Sara King couldn’t quite believe her eyes when she walked into her discussion section for an intermediate economics course a few semesters back.
Of the 40 or so students in the classroom, she was the only woman.
Economics has long been a male-dominated field, and UW-Madison reflects that imbalance. Women account for about 28 percent of undergraduate economics majors on campus, a number that’s actually slightly higher than the national average.
But the UW-Madison Department of Economics — home to one of the largest undergraduate majors at the university — is working to address the issue. It is one of 20 departments across the country participating in the Undergraduate Women in Economics Challenge, an experiment designed to uncover ways of encouraging young women to study the subject and succeed in doing so.
The number of women majoring in economics at UW-Madison is actually the highest it’s been since undergraduate advisor Susan Hering joined the department in 2008.

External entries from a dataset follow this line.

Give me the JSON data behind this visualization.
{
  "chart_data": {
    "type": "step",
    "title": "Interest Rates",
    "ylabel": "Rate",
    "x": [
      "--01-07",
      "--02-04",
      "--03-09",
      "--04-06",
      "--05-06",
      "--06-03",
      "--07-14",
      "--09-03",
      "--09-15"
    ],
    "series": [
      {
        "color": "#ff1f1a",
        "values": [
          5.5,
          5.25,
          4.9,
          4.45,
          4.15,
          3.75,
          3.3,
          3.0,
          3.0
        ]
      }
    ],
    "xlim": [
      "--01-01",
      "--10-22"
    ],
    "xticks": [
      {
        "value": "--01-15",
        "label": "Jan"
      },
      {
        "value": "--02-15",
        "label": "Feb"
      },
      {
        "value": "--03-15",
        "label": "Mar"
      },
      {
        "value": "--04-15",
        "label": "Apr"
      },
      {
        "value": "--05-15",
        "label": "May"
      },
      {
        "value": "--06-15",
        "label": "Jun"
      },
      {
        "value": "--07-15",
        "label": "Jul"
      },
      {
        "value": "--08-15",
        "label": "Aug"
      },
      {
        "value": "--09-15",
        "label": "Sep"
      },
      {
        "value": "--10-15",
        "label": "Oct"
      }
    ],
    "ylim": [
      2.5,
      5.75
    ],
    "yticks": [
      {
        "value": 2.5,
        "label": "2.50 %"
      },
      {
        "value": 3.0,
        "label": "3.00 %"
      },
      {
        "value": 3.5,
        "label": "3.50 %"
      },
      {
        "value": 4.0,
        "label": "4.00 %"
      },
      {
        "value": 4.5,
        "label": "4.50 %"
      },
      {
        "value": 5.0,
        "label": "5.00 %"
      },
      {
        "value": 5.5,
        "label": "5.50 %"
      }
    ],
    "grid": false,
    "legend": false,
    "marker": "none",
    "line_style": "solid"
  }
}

Hering, faculty associate Maria Muniagurria and a growing group of students like King are leading the department’s efforts. They’ve formed a new student organization — Women in Economics — to build community, facilitate mentoring relationships, and showcase role models in the field.
The students in the group have diverse professional interests that range from public policy to research (like King) to community development and beyond. Economics can be the foundation for a variety of professional pursuits.
“Unlike some majors, economics does not channel an individual into a specific career path,” says King, president of Women in Economics and a senior majoring in economics, mathematics and Spanish. “Rather, it equips a woman with a toolset that is applicable in a wide variety of potential occupations — broadening the future options at her disposal.”
“I cannot think of a more empowering degree for a woman to have,” she says. “It gives a woman clout.”